The battle for women to win the right to read the Torah at the Western Wall has taken another step. A group of petitioners has requested that the Supreme Court cancel the order on bringing personal Torahs to the holy site, an action that has been in principle permitted by the court.
In 2013 a Jerusalem District Court judge, Moshe Sobel, consolidated the new commentary to the Supreme Court decision regarding the Women of the Wall, an NGO that works to give women full rights to worship at the Western Wall as men do.
Setting a precedent, Judge Sobel ruled that women can conduct all customs at the site. However, the right to read from the Torah there was not realized, because there are no books offered on the women's side of the Western Wall compound and the custodian of holy places has since 2010 banned women from bringing books from outside.
Now the Center for Women's Justice has petitioned, along with four other female worshipers, to request the cancelation of this procedure and in addition to clearly stipulate that they have the right to read from the Torah at the Western Wall plaza.
According the petitioners, the trustee of the site, Rabbi Shmuel Rabinowitz, systematically harmed the rights they had been granted by the court ruling, while at the same time setting aside dozens of Torahs for men's use alone.
The petitioners accused Rabbi Rabinowitz of instructing police and stewards of the Western Wall Heritage Foundation to prevent women from bringing Torahs to the plaza, in addition to requesting them to take the women in for police questioning should they attempt to do so.
"The trustee does not have the authority to apply this procedure," the petitioners claimed, and demanded that the Protection of Holy Places Law be clarified to be made compatible with the Basic Laws, such as that of human dignity and liberty.
"In addition, the trustee has prevented women from getting Torahs from the men's section because a dividing structure has been placed between the men's and women's sections," the petitioners continued.
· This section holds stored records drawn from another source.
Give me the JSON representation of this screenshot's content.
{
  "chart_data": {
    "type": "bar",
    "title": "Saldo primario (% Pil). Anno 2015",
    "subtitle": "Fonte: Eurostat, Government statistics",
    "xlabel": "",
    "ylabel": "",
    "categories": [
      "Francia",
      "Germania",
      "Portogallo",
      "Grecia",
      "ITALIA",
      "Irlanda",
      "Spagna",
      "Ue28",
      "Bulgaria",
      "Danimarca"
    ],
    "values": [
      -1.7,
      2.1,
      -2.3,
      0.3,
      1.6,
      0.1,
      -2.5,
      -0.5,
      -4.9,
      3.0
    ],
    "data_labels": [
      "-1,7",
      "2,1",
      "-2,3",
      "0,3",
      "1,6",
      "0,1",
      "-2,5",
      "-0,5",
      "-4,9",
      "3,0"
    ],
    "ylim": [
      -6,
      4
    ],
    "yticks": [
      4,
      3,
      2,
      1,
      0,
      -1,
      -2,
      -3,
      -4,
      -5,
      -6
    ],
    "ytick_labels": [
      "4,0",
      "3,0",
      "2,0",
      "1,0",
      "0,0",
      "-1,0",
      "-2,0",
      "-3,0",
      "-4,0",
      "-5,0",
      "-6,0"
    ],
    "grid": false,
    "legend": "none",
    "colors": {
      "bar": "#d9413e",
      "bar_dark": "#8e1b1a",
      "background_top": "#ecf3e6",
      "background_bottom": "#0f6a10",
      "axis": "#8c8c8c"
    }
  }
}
They also mentioned the deployment of additional police along the length of the partition at certain times.
Consequently, the women are suing the state for NIS 150,000 in damages to compensate for what they claim are discriminatory practices that break the Prohibition of Discrimination in Products, Services and Entry into Places of Entertainment and Public Places Law.
The manager of the Center for Women's Justice, Dr. Susan Weiss, said: "The procedure for bringing Torahs to the Western Wall plaza is just one example of what happens when the state abandons its authority to a theocratic body, that does not believe in human rights or equality at the Wall."
Anat Hoffman, chair of Women of the Wall, added: "The petition is further evidence of the real need of women in Israel to read from the Torah, and of the public climate in Israel because of this historic decision."
In response, Rabbi Rabinowitz said: "Several hectic discussions have been convened over the last few days, with the aim of which is to reach an agreement as to the demands of all the different streams at the Western Wall.
"I hope that with God's help these discussions will be completed in the coming days."